The Register Is a Promise
An attendance register looks like the most boring object in a school. A column of names, a column of ticks. But it is one of the few pieces of data in an institution where a mistake is not an inconvenience — it is a child whose whereabouts nobody can account for. The register is not a list. It is a promise: that the school knows who is here, who is not, and who has been told.
Once you see it that way, you build it differently.
The moment the data matters
Most of the time, attendance is a formality. The class is full, everyone is marked present, the day proceeds. The register earns its keep on the rare morning when it does not match reality — a child marked present who never arrived, a name skipped in a hurry, a class register saved over the top of yesterday's. On an ordinary day nobody notices. On the wrong day, those are the gaps a parent's phone call falls into.
Software that treats attendance as just another form misses this entirely. The register has a single moment where correctness is everything, and a system has to be built for that moment even though it almost never comes.

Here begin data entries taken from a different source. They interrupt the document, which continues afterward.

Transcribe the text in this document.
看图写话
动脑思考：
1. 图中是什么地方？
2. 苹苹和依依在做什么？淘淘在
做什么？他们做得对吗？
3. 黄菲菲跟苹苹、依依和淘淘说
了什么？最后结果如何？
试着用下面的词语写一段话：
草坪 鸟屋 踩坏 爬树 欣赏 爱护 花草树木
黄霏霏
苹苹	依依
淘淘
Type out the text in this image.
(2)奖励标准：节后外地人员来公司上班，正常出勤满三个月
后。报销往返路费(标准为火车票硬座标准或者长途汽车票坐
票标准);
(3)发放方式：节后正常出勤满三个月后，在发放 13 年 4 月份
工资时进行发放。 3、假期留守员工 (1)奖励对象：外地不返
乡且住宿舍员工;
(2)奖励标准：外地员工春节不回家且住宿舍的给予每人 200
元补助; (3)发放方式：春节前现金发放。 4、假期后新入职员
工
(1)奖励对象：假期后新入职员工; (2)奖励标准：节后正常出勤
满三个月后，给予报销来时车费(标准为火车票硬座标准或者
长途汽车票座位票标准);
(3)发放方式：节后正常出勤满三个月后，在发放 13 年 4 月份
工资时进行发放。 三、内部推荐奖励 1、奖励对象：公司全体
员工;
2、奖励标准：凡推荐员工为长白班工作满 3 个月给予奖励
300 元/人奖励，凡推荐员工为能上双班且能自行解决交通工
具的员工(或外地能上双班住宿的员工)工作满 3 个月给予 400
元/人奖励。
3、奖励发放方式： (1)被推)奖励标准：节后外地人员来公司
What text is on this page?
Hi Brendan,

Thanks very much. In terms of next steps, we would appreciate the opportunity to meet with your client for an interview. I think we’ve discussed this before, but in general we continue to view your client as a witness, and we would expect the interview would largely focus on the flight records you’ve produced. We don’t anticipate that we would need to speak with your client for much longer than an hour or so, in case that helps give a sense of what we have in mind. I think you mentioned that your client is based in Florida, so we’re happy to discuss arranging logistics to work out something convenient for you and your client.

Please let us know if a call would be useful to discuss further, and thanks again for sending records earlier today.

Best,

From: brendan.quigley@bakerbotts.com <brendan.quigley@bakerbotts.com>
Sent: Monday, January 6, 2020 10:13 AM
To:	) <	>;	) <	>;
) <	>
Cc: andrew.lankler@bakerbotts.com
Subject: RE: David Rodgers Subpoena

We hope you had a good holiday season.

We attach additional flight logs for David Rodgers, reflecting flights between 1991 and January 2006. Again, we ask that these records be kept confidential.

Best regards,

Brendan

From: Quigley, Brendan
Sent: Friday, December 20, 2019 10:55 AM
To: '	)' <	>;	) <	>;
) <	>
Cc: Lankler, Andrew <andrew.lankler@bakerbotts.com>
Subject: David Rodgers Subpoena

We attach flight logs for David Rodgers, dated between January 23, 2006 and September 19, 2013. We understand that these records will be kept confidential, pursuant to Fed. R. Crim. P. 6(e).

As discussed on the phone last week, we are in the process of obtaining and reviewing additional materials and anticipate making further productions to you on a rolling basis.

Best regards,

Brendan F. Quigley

What a register actually has to guarantee
When I work on this part of a school system, I hold it to a higher standard than almost anything else, because the cost of being wrong is not measured in time:
- It must be hard to lose. A mark, once made, should survive a dead battery, a closed browser, a lost signal. Attendance taken and then silently dropped is worse than no system at all, because it manufactures false confidence.
- It must remember who said what. If a record changes, the system should know who changed it and when. Not to assign blame, but because in the moment a child is unaccounted for, the question "who marked this, and when?" is the first thing anyone asks.
- It must work at the speed of a corridor. A register is taken by a teacher with thirty children in front of them, not by someone at a desk. If it is slower than a paper sheet, it will lose to the paper sheet, and it should.
- It must fail loudly. If a class has not submitted attendance by a certain time, somebody should know — quietly, automatically — before it becomes a problem rather than after.
None of this is glamorous. There is no dashboard that makes "we always know where every child is" look impressive in a demo. But that quiet guarantee is the entire reason the register exists, and it is the standard the software underneath it has to meet.
A register is a promise a school makes to every family that hands over a child each morning. The least the software can do is keep it.